Equities in Canada’s largest centre were practically unchanged at the start of trading on Friday, weighed by materials sector as gold prices took a hit and more job cuts for the first time since April due to curbs placed to stem a second wave of COVID-19 cases.
The TSX nicked up 2.29 points to open Friday at 18,029.86.
The Canadian dollar faded 0.09 cents to 78.75 cents U.S.
RBC raised the target price on Linamar to $70.00 from $60.00.
Canaccord Genuity raised the target price on Lundin Mining to $13 from $10.50.
Among the exceptions on this flat day was Cascades Inc., which jumped $1.16, or 7.9%, to $15.93, after RBC raised its price target to $18 from $17, and Boralex, which rose $1.72, or 3.3%, to $54.12.
Silvercorp Metals fell 63 cents, or 7.4%, the most on the TSX, to $7.89. The second biggest decliner was Fortuna Silver Mines, down 73 cents, or 6.2%, to $11.13.
On the economic beat, Statistics Canada said employment fell by 63,000 (or 0.3%) in December—the first decline since April. The unemployment rate was 8.6%, little changed from 8.5% in November.
Analysts have raised their forecasts for the Canadian dollar, expecting the economy to benefit from fiscal stimulus and higher oil prices but after a 10-month rally the currency is set for a period of consolidation.

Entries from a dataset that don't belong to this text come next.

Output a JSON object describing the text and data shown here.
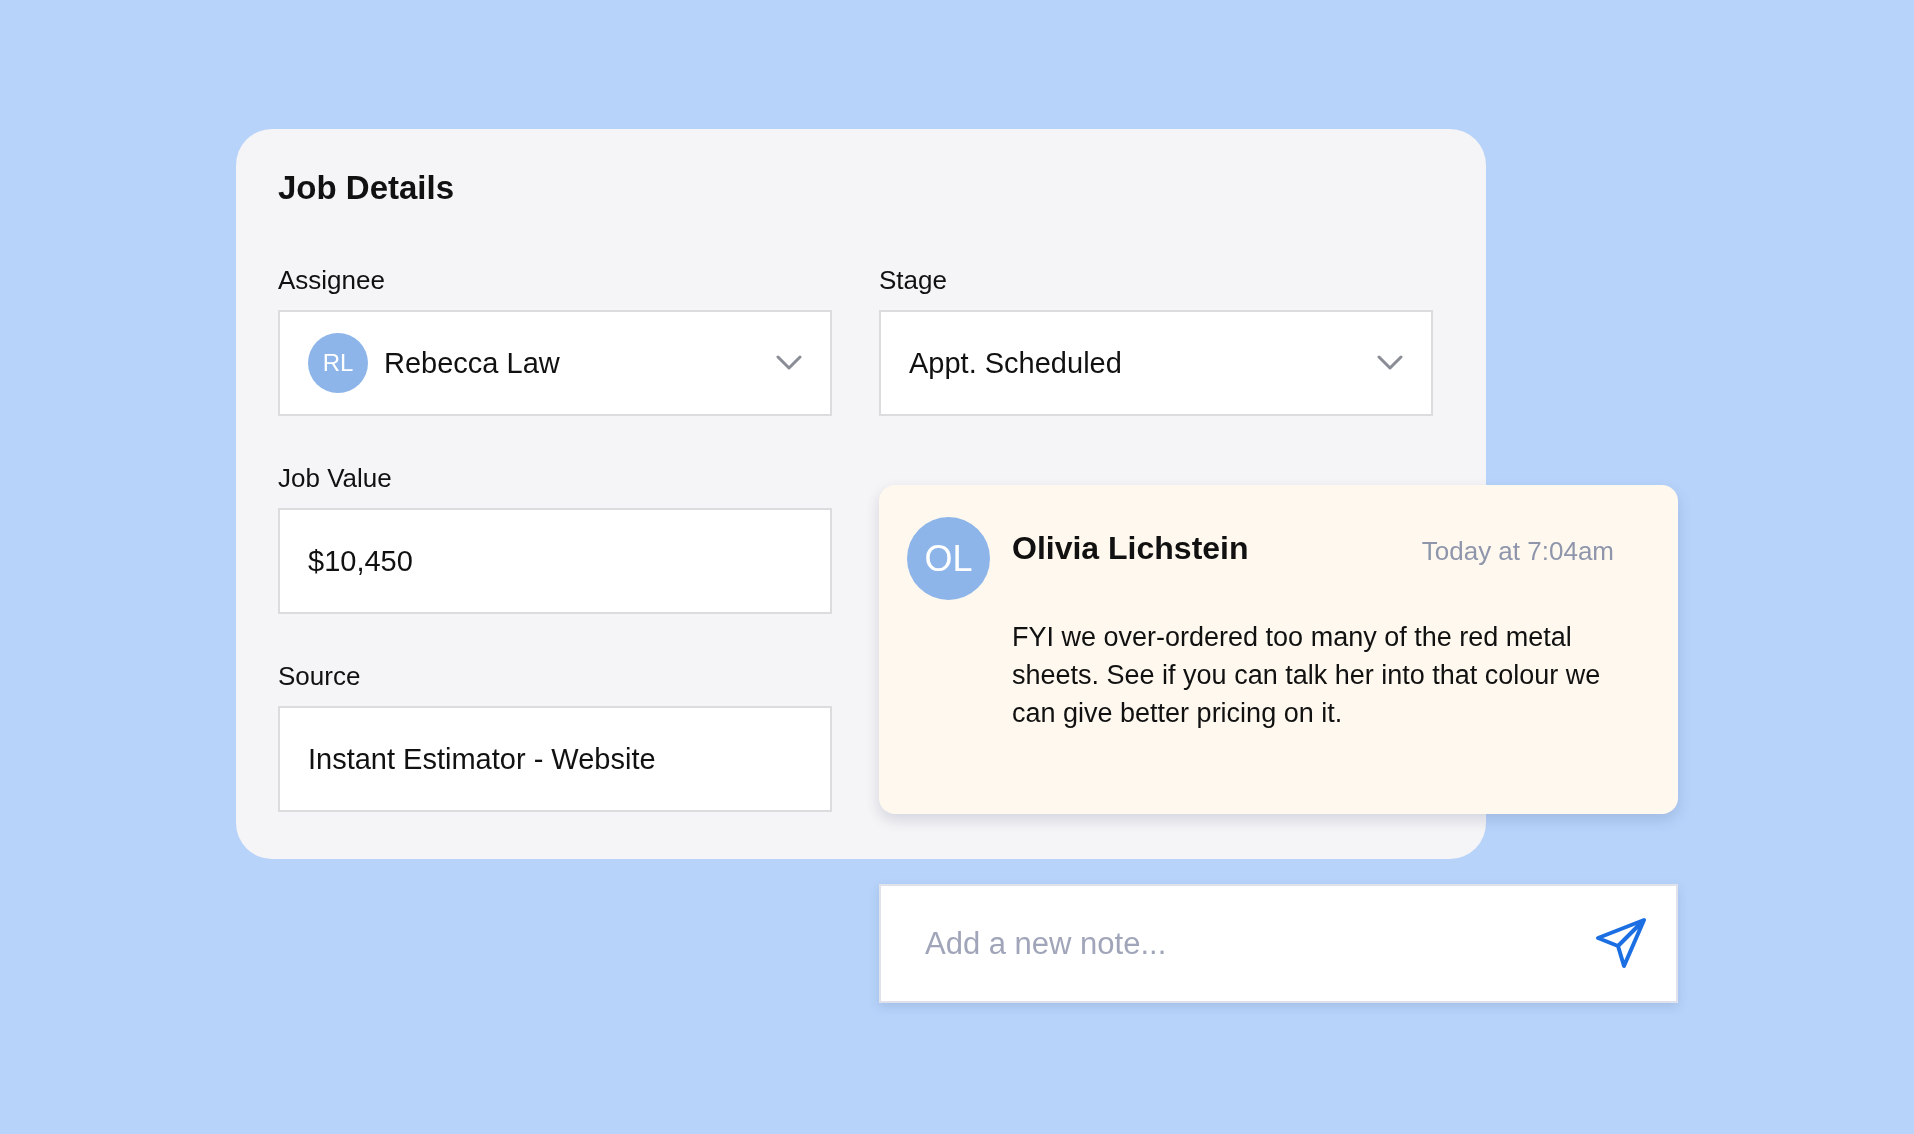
{
  "card": {
    "title": "Job Details"
  },
  "fields": [
    {
      "kind": "select",
      "label": "Assignee",
      "avatar": "RL",
      "value": "Rebecca Law"
    },
    {
      "kind": "select",
      "label": "Stage",
      "value": "Appt. Scheduled"
    },
    {
      "kind": "text",
      "label": "Job Value",
      "value": "$10,450"
    },
    {
      "kind": "text",
      "label": "Source",
      "value": "Instant Estimator - Website"
    }
  ],
  "note": {
    "avatar": "OL",
    "author": "Olivia Lichstein",
    "time": "Today at 7:04am",
    "body": "FYI we over-ordered too many of the red metal sheets. See if you can talk her into that colour we can give better pricing on it."
  },
  "new_note": {
    "placeholder": "Add a new note..."
  }
}
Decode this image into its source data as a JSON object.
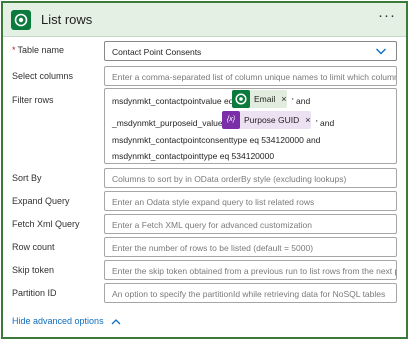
{
  "header": {
    "title": "List rows",
    "more": "···"
  },
  "table_name": {
    "label": "Table name",
    "required_mark": "*",
    "value": "Contact Point Consents"
  },
  "select_columns": {
    "label": "Select columns",
    "placeholder": "Enter a comma-separated list of column unique names to limit which columns a"
  },
  "filter_rows": {
    "label": "Filter rows",
    "line1_prefix": "msdynmkt_contactpointvalue eq '",
    "token_email": "Email",
    "line1_suffix": "' and",
    "line2_prefix": "_msdynmkt_purposeid_value eq '",
    "token_purpose": "Purpose GUID",
    "token_purpose_icon": "{x}",
    "line2_suffix": "' and",
    "line3": "msdynmkt_contactpointconsenttype eq 534120000 and",
    "line4": "msdynmkt_contactpointtype eq 534120000",
    "token_close": "×"
  },
  "sort_by": {
    "label": "Sort By",
    "placeholder": "Columns to sort by in OData orderBy style (excluding lookups)"
  },
  "expand_query": {
    "label": "Expand Query",
    "placeholder": "Enter an Odata style expand query to list related rows"
  },
  "fetch_xml": {
    "label": "Fetch Xml Query",
    "placeholder": "Enter a Fetch XML query for advanced customization"
  },
  "row_count": {
    "label": "Row count",
    "placeholder": "Enter the number of rows to be listed (default = 5000)"
  },
  "skip_token": {
    "label": "Skip token",
    "placeholder": "Enter the skip token obtained from a previous run to list rows from the next pa"
  },
  "partition_id": {
    "label": "Partition ID",
    "placeholder": "An option to specify the partitionId while retrieving data for NoSQL tables"
  },
  "advanced": {
    "label": "Hide advanced options"
  },
  "colors": {
    "accent": "#0b7a3d",
    "link": "#0f6cbd",
    "purple": "#7a2fa8",
    "header_bg": "#e4f0e4"
  },
  "icons": {
    "logo": "dataverse-icon",
    "dropdown": "chevron-down-icon",
    "advanced": "chevron-up-icon"
  }
}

The TSX Venture Exchange slid 6.37 points, or 2%, to 915.07.
Seven of the 12 TSX subgroups gained ground in the first hour, with information technology acquiring 2%, while industrials took on 1.2%, and utilities were up 0.9%.
The four laggards were weighed most by gold, tumbling 3.6%, materials off 3%, while energy backpedaled 1.1%.
Financials were unchanged in the first hour.
Stocks rose on Friday even after the release of data showing the U.S. economy unexpectedly lost jobs last month. Those gains put Wall Street on track to end the first trading week of 2021 on a high note.
The Dow Jones Industrials slid 82.55 points to 30,958.58.
The S&P 500 inched up 1.69 points to 3,805.48, to hit a fresh intraday record.
The consumer discretionary and real estate sectors each rose more than 1% to lead the S&P 500 higher.
The NASDAQ advanced 41.62 points to 13,109.09, adding to its all-time high.
Tesla shares gained more than 4%, hitting an all-time high, to power the NASDAQ higher.
The U.S. economy lost 140,000 jobs in December, the Labor Department said. Economists polled by Dow Jones expected a gain of 50,000.
The unexpected drop in employment came as the recent surge in COVID-19 cases across the country has forced state and local governments to re-take stricter measures to mitigate the outbreak. More than 21.5 million coronavirus cases have now been confirmed in the U.S., according to data from Johns Hopkins University.
Prices for the 10-Year Treasury faded, raising yields to 1.10% from Thursday’s 1.08%. Treasury prices and yields move in opposite directions.
Oil prices gained 71 cents to $51.54 U.S. a barrel.
Gold prices gave back $58.90 to $1,854.70 U.S. an ounce.